How would the application learn that the column values are masked?
This is important in case a user has UNMASK permission and then
later taken away. Again this would break a lot of applications.
Changing the masking of a column is a schema change, and as such it
can be risky for existing applications. However, differently to
deleting a column or revoking a SELECT permission, suddenly activating
masking might pass undetected for existing applications.
Applications developed after the introduction of this feature can
check the table schema to know if a column is masked or not. We can
even add a specific system view to ease this, if we think it's worth
it. However, administrators should not activate masking when there
could be applications that are not aware of the feature. We should be
clear about this in the documentation.
This is the way data masking seems to work in the databases I've
checked. I also though that we could just change the name of the
column when it's masked to something as "masked(column_name)", as it
is discussed in the CEP document. This would make it impossible to
miss that a column is masked. However, applications should be prepared
to use different column names when reading result sets, depending on
whether the data is masked for them or not. None of the databases
mentioned on the "other databases" section of the CEP does this kind
of column renaming, so it might be a kind of exotic behaviour. wdyt?
On Fri, 19 Aug 2022 at 19:17, Andrés de la Peña <adelap...@apache.org>
wrote:
> This type of feature is very useful, but it may be easier to
analyze this proposal if it’s compared with other DDM
implementations from other databases? Would it be reasonable
to add a table to the proposal comparing syntax and output
from eg Azure SQL vs Cassandra vs whatever ?

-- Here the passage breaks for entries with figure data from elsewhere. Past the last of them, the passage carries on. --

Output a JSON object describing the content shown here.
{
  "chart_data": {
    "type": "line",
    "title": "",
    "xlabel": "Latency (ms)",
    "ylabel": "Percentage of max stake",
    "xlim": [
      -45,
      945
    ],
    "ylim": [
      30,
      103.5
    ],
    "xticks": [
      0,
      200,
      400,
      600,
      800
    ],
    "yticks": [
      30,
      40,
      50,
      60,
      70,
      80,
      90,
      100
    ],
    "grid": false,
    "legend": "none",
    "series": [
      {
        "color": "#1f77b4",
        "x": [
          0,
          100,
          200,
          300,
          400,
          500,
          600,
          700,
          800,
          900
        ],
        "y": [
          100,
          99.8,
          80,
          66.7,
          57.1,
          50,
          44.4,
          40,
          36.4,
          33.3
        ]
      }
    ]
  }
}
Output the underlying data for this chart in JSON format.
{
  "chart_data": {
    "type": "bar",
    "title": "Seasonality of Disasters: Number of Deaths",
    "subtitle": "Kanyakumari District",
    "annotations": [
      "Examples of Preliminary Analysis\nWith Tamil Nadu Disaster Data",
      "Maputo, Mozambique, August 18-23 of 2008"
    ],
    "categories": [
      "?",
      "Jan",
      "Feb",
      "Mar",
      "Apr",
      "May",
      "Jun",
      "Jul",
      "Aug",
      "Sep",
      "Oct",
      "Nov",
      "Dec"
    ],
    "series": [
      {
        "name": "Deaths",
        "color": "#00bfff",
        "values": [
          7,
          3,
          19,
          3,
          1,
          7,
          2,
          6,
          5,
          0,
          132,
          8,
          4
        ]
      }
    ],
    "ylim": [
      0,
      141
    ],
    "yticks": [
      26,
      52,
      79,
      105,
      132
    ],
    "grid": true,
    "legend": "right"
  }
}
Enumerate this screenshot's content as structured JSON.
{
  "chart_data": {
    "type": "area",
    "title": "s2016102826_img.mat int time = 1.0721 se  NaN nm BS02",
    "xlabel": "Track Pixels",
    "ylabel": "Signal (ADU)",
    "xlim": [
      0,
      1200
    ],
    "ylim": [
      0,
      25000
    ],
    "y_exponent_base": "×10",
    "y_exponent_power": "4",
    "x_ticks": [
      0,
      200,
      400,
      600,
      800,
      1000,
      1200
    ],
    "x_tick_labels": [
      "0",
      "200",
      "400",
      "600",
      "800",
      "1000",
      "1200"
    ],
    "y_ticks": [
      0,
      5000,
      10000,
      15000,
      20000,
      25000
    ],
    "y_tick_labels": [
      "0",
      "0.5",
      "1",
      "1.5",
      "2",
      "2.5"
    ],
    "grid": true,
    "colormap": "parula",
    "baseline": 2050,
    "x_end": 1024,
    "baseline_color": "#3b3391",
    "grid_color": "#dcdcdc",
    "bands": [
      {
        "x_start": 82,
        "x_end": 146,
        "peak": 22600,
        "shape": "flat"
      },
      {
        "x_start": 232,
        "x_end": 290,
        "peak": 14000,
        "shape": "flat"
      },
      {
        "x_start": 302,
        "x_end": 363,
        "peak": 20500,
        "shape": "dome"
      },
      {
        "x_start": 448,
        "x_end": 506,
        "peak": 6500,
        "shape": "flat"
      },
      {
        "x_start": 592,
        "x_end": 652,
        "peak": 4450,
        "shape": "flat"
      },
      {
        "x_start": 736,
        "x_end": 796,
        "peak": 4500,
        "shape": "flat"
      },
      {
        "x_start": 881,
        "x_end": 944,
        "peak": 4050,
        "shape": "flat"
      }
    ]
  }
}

Good idea. I have added a section at the end of the document
briefly describing how some other databases deal with data
masking, and with links to their documentation for the topic. I am
not an expert in none of those databases, so please take my
comments there with a grain of salt.
On Fri, 19 Aug 2022 at 17:30, Jeff Jirsa <jji...@gmail.com> wrote:
This type of feature is very useful, but it may be easier to
analyze this proposal if it’s compared with other DDM
implementations from other databases? Would it be reasonable
to add a table to the proposal comparing syntax and output
from eg Azure SQL vs Cassandra vs whatever ?
On Aug 19, 2022, at 4:50 AM, Andrés de la Peña
<adelap...@apache.org> wrote:
Hi everyone,
I'd like to start a discussion about this proposal for
dynamic data masking:
https://cwiki.apache.org/confluence/display/CASSANDRA/CEP-20%3A+Dynamic+Data+Masking
Dynamic data masking allows to obscure sensitive information
without changing the stored data. It would be based on a set
of native CQL functions providing different types of masking,
such as replacing the column value by "XXXX". These functions
could be used as regular functions or attached to table
columns with CREATE/ALTER table. There would be a new UNMASK
permission, so only the users with this permissions would be
able to see the unmasked column values. It would be possible
to customize masking by using UDFs as masking functions.
Thanks,